In 1987, they went across the Iron Curtain to perform in Poland on Róbrege Festival.

==The book==
The book "El estado de las cosas de Kortatu: lucha, fiesta y guerra sucia" (Lengua de Trapo, 2013), translated as "The current state of Kortatu-related things: fight, party and dirty war" was published in December 2013, written by Roberto Herreros and Isidro Lopez. This work offers an analysis of the historical context in which the radical basque rock was developed.

==Members==
- Fermin Muguruza: Guitar and vocals
- Íñigo Muguruza: Bass
- Treku Armendariz: drums
- Kaki Arkarazo: Guitar (From 1988)

==Discography==
- (No title) (Soñua, 1985) together with Cicatriz, Jotakie and Kontuz-Hi!. Reedited on CD by Oihuka in 2000.
- Kortatu (Soñua, 1985).
- A la calle (Maxi single featuring 3 themes) (Soñua, 1986).
- El estado de las cosas (Soñua, 1986).
- A Front Line Compilation (best of) (Red Rhino-Organik, 1988). Reedited on CD by Oihuka in 1998.
- Kolpez kolpe (Oihuka, 1988). Reedited on CD by Esan-Ozenki in 1998.
- Azken guda dantza (live, double album) (Nola!, 1988).

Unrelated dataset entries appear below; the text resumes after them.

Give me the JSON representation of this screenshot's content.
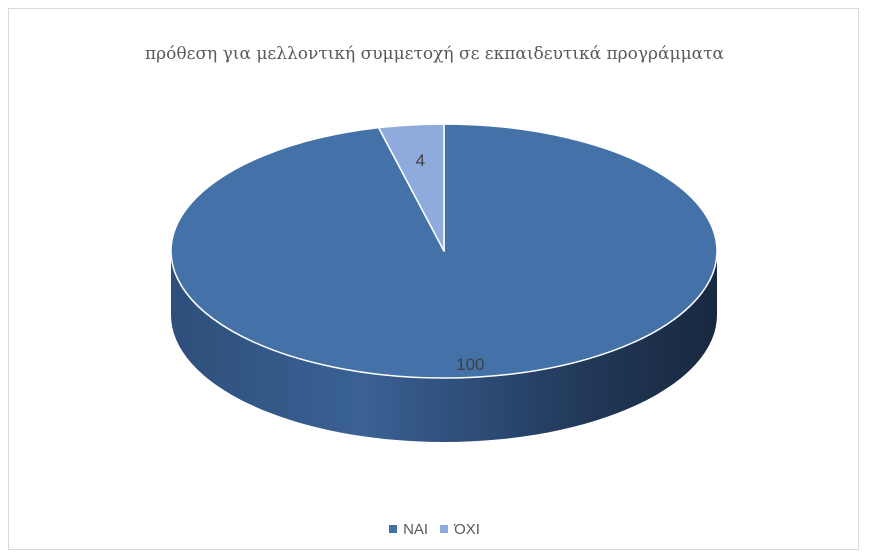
{
  "chart_data": {
    "type": "pie",
    "title": "πρόθεση για μελλοντική συμμετοχή σε εκπαιδευτικά προγράμματα",
    "categories": [
      "ΝΑΙ",
      "ΌΧΙ"
    ],
    "values": [
      100,
      4
    ],
    "colors": [
      "#4472a8",
      "#8faadc"
    ],
    "style": "3d",
    "legend_position": "bottom",
    "data_labels": true
  }
}
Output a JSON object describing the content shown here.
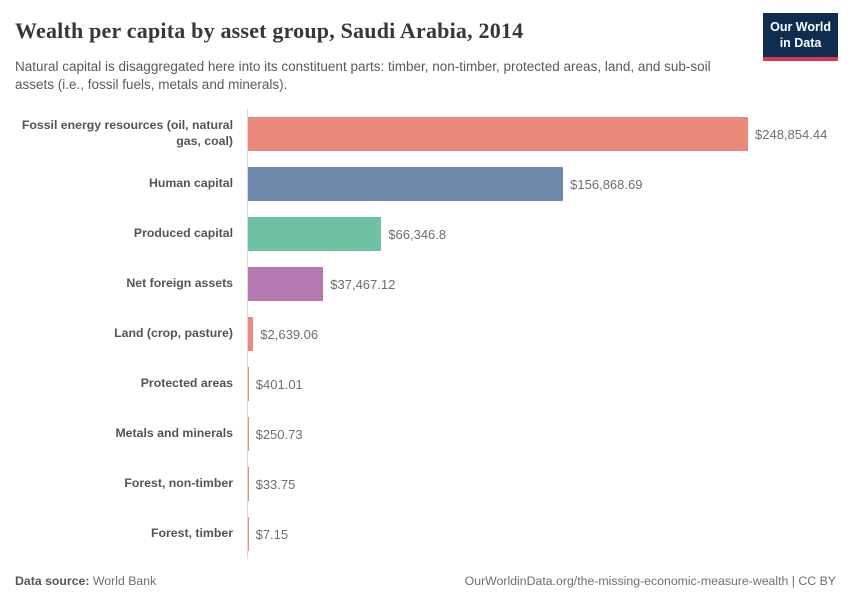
{
  "header": {
    "title": "Wealth per capita by asset group, Saudi Arabia, 2014",
    "subtitle": "Natural capital is disaggregated here into its constituent parts: timber, non-timber, protected areas, land, and sub-soil assets (i.e., fossil fuels, metals and minerals).",
    "logo": {
      "line1": "Our World",
      "line2": "in Data"
    }
  },
  "chart_data": {
    "type": "bar",
    "orientation": "horizontal",
    "title": "Wealth per capita by asset group, Saudi Arabia, 2014",
    "categories": [
      "Fossil energy resources (oil, natural gas, coal)",
      "Human capital",
      "Produced capital",
      "Net foreign assets",
      "Land (crop, pasture)",
      "Protected areas",
      "Metals and minerals",
      "Forest, non-timber",
      "Forest, timber"
    ],
    "values": [
      248854.44,
      156868.69,
      66346.8,
      37467.12,
      2639.06,
      401.01,
      250.73,
      33.75,
      7.15
    ],
    "value_labels": [
      "$248,854.44",
      "$156,868.69",
      "$66,346.8",
      "$37,467.12",
      "$2,639.06",
      "$401.01",
      "$250.73",
      "$33.75",
      "$7.15"
    ],
    "bar_colors": [
      "#eb8a7b",
      "#6e88ac",
      "#6fc1a2",
      "#b579b1",
      "#eb8a7b",
      "#eb8a7b",
      "#eb8a7b",
      "#eb8a7b",
      "#eb8a7b"
    ],
    "xlim": [
      0,
      248854.44
    ],
    "grid": false,
    "legend": false,
    "axis_color": "#d9d9d9"
  },
  "footer": {
    "source_label": "Data source:",
    "source_value": "World Bank",
    "attribution": "OurWorldinData.org/the-missing-economic-measure-wealth | CC BY"
  },
  "colors": {
    "logo_navy": "#0f2d51",
    "logo_red": "#dd354c",
    "salmon": "#eb8a7b",
    "blue": "#6e88ac",
    "green": "#6fc1a2",
    "purple": "#b579b1"
  }
}
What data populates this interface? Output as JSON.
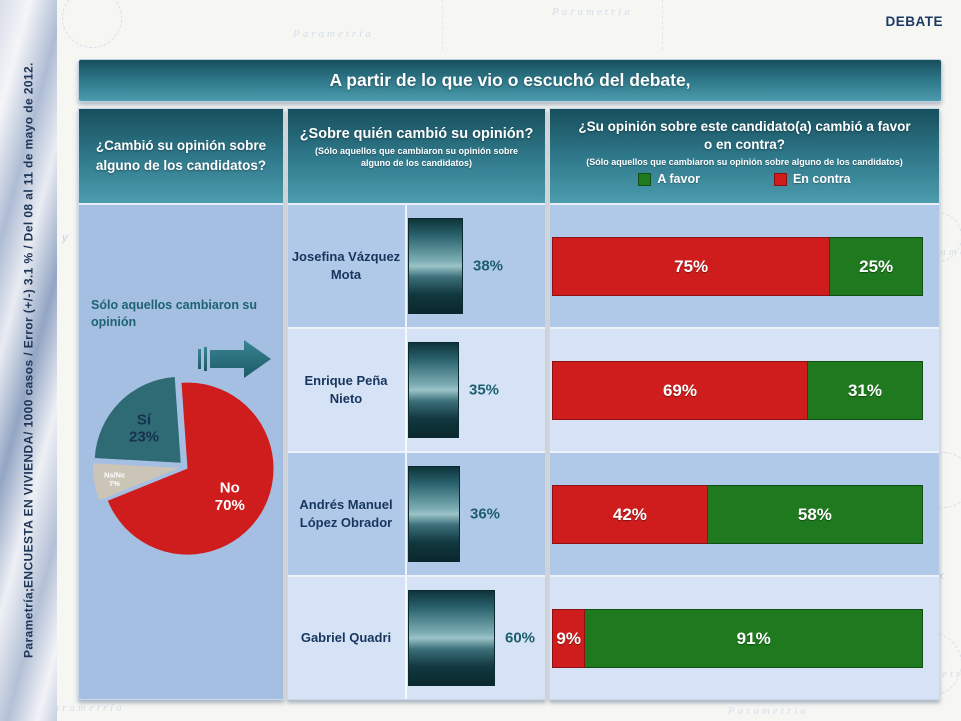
{
  "page": {
    "watermark": "Parametría",
    "debate_label": "DEBATE",
    "title": "A partir de lo que vio o escuchó del debate,",
    "sidebar": {
      "prefix": "Parametría; ",
      "bold": "ENCUESTA EN VIVIENDA",
      "suffix": " / 1000 casos / Error (+/-) 3.1 % / Del 08 al 11 de mayo de 2012."
    }
  },
  "panels": {
    "left": {
      "header": "¿Cambió su opinión sobre alguno de los candidatos?",
      "note": "Sólo aquellos cambiaron su opinión"
    },
    "middle": {
      "header": "¿Sobre quién cambió su opinión?",
      "subheader": "(Sólo aquellos que cambiaron su opinión sobre alguno de los candidatos)"
    },
    "right": {
      "header": "¿Su opinión sobre este candidato(a) cambió a favor o en contra?",
      "subheader": "(Sólo aquellos que cambiaron su opinión sobre alguno de los candidatos)",
      "legend": [
        {
          "label": "A favor",
          "color": "#1f7a1f"
        },
        {
          "label": "En contra",
          "color": "#cf1d1d"
        }
      ]
    }
  },
  "chart_data": [
    {
      "type": "pie",
      "title": "¿Cambió su opinión sobre alguno de los candidatos?",
      "start_angle_deg": -4,
      "slices": [
        {
          "label": "No",
          "pct": 70,
          "value_label": "70%",
          "color": "#cf1d1d",
          "text_color": "#ffffff",
          "font_size": 15,
          "label_r": 0.58,
          "explode": 3
        },
        {
          "label": "Ns/Nc",
          "pct": 7,
          "value_label": "7%",
          "color": "#cbc5b8",
          "text_color": "#ffffff",
          "font_size": 7.5,
          "label_r": 0.76,
          "explode": 6
        },
        {
          "label": "Sí",
          "pct": 23,
          "value_label": "23%",
          "color": "#2e6b74",
          "text_color": "#16324f",
          "font_size": 15,
          "label_r": 0.6,
          "explode": 6
        }
      ]
    },
    {
      "type": "bar",
      "title": "¿Sobre quién cambió su opinión?",
      "unit": "%",
      "categories": [
        "Josefina Vázquez Mota",
        "Enrique Peña Nieto",
        "Andrés Manuel López Obrador",
        "Gabriel Quadri"
      ],
      "values": [
        38,
        35,
        36,
        60
      ],
      "value_labels": [
        "38%",
        "35%",
        "36%",
        "60%"
      ],
      "bar_color": "teal-gradient",
      "xlim": [
        0,
        100
      ]
    },
    {
      "type": "bar",
      "stacked": true,
      "title": "¿Su opinión sobre este candidato(a) cambió a favor o en contra?",
      "categories": [
        "Josefina Vázquez Mota",
        "Enrique Peña Nieto",
        "Andrés Manuel López Obrador",
        "Gabriel Quadri"
      ],
      "series": [
        {
          "name": "En contra",
          "color": "#cf1d1d",
          "values": [
            75,
            69,
            42,
            9
          ],
          "value_labels": [
            "75%",
            "69%",
            "42%",
            "9%"
          ]
        },
        {
          "name": "A favor",
          "color": "#1f7a1f",
          "values": [
            25,
            31,
            58,
            91
          ],
          "value_labels": [
            "25%",
            "31%",
            "58%",
            "91%"
          ]
        }
      ],
      "xlim": [
        0,
        100
      ]
    }
  ]
}
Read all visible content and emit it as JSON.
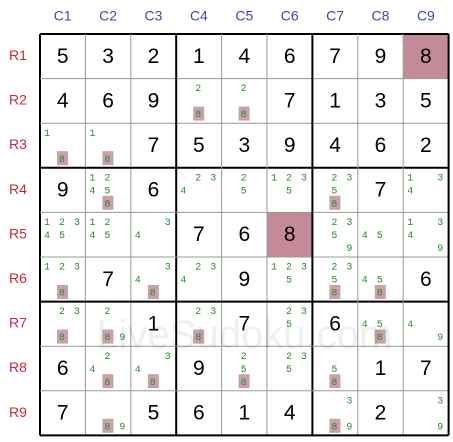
{
  "column_labels": [
    "C1",
    "C2",
    "C3",
    "C4",
    "C5",
    "C6",
    "C7",
    "C8",
    "C9"
  ],
  "row_labels": [
    "R1",
    "R2",
    "R3",
    "R4",
    "R5",
    "R6",
    "R7",
    "R8",
    "R9"
  ],
  "watermark": "LiveSudoku.com",
  "colors": {
    "cell_highlight": "#c48a99",
    "candidate_highlight": "#c9a0ab"
  },
  "grid": {
    "rows": [
      {
        "cells": [
          {
            "value": 5
          },
          {
            "value": 3
          },
          {
            "value": 2
          },
          {
            "value": 1
          },
          {
            "value": 4
          },
          {
            "value": 6
          },
          {
            "value": 7
          },
          {
            "value": 9
          },
          {
            "value": 8,
            "highlighted": true
          }
        ]
      },
      {
        "cells": [
          {
            "value": 4
          },
          {
            "value": 6
          },
          {
            "value": 9
          },
          {
            "candidates": [
              2,
              8
            ],
            "marked": 8
          },
          {
            "candidates": [
              2,
              8
            ],
            "marked": 8
          },
          {
            "value": 7
          },
          {
            "value": 1
          },
          {
            "value": 3
          },
          {
            "value": 5
          }
        ]
      },
      {
        "cells": [
          {
            "candidates": [
              1,
              8
            ],
            "marked": 8
          },
          {
            "candidates": [
              1,
              8
            ],
            "marked": 8
          },
          {
            "value": 7
          },
          {
            "value": 5
          },
          {
            "value": 3
          },
          {
            "value": 9
          },
          {
            "value": 4
          },
          {
            "value": 6
          },
          {
            "value": 2
          }
        ]
      },
      {
        "cells": [
          {
            "value": 9
          },
          {
            "candidates": [
              1,
              2,
              4,
              5,
              8
            ],
            "marked": 8
          },
          {
            "value": 6
          },
          {
            "candidates": [
              2,
              3,
              4
            ]
          },
          {
            "candidates": [
              2,
              5
            ]
          },
          {
            "candidates": [
              1,
              2,
              3,
              5
            ]
          },
          {
            "candidates": [
              2,
              3,
              5,
              8
            ],
            "marked": 8
          },
          {
            "value": 7
          },
          {
            "candidates": [
              1,
              3,
              4
            ]
          }
        ]
      },
      {
        "cells": [
          {
            "candidates": [
              1,
              2,
              3,
              4,
              5
            ]
          },
          {
            "candidates": [
              1,
              2,
              4,
              5
            ]
          },
          {
            "candidates": [
              3,
              4
            ]
          },
          {
            "value": 7
          },
          {
            "value": 6
          },
          {
            "value": 8,
            "highlighted": true
          },
          {
            "candidates": [
              2,
              3,
              5,
              9
            ]
          },
          {
            "candidates": [
              4,
              5
            ]
          },
          {
            "candidates": [
              1,
              3,
              4,
              9
            ]
          }
        ]
      },
      {
        "cells": [
          {
            "candidates": [
              1,
              2,
              3,
              8
            ],
            "marked": 8
          },
          {
            "value": 7
          },
          {
            "candidates": [
              3,
              4,
              8
            ],
            "marked": 8
          },
          {
            "candidates": [
              2,
              3,
              4
            ]
          },
          {
            "value": 9
          },
          {
            "candidates": [
              1,
              2,
              3,
              5
            ]
          },
          {
            "candidates": [
              2,
              3,
              5,
              8
            ],
            "marked": 8
          },
          {
            "candidates": [
              4,
              5,
              8
            ],
            "marked": 8
          },
          {
            "value": 6
          }
        ]
      },
      {
        "cells": [
          {
            "candidates": [
              2,
              3,
              8
            ],
            "marked": 8
          },
          {
            "candidates": [
              2,
              8,
              9
            ],
            "marked": 8
          },
          {
            "value": 1
          },
          {
            "candidates": [
              2,
              3,
              8
            ],
            "marked": 8
          },
          {
            "value": 7
          },
          {
            "candidates": [
              2,
              3,
              5
            ]
          },
          {
            "value": 6
          },
          {
            "candidates": [
              4,
              5,
              8
            ],
            "marked": 8
          },
          {
            "candidates": [
              4,
              9
            ]
          }
        ]
      },
      {
        "cells": [
          {
            "value": 6
          },
          {
            "candidates": [
              2,
              4,
              8
            ],
            "marked": 8
          },
          {
            "candidates": [
              3,
              4,
              8
            ],
            "marked": 8
          },
          {
            "value": 9
          },
          {
            "candidates": [
              2,
              5,
              8
            ],
            "marked": 8
          },
          {
            "candidates": [
              2,
              3,
              5
            ]
          },
          {
            "candidates": [
              5,
              8
            ],
            "marked": 8
          },
          {
            "value": 1
          },
          {
            "value": 7
          }
        ]
      },
      {
        "cells": [
          {
            "value": 7
          },
          {
            "candidates": [
              8,
              9
            ],
            "marked": 8
          },
          {
            "value": 5
          },
          {
            "value": 6
          },
          {
            "value": 1
          },
          {
            "value": 4
          },
          {
            "candidates": [
              3,
              8,
              9
            ],
            "marked": 8
          },
          {
            "value": 2
          },
          {
            "candidates": [
              3,
              9
            ]
          }
        ]
      }
    ]
  }
}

Some CD reeditions included bonus tracks and/or modifications:
- In the CD reedition of Kortatu (Oihuka, 1998), two songs were included: Mierda de Ciudad y El último SKA de Manolo Rastamán.
- In the CD reedition of El estado de las cosas (Oihuka, 1998), all three songs from the A la calle Maxi single were included.
- In the CD reedition of Azken guda dantza (Esan-Ozenki, 1992), the censorship beeps are removed from the "Aizkolari" song.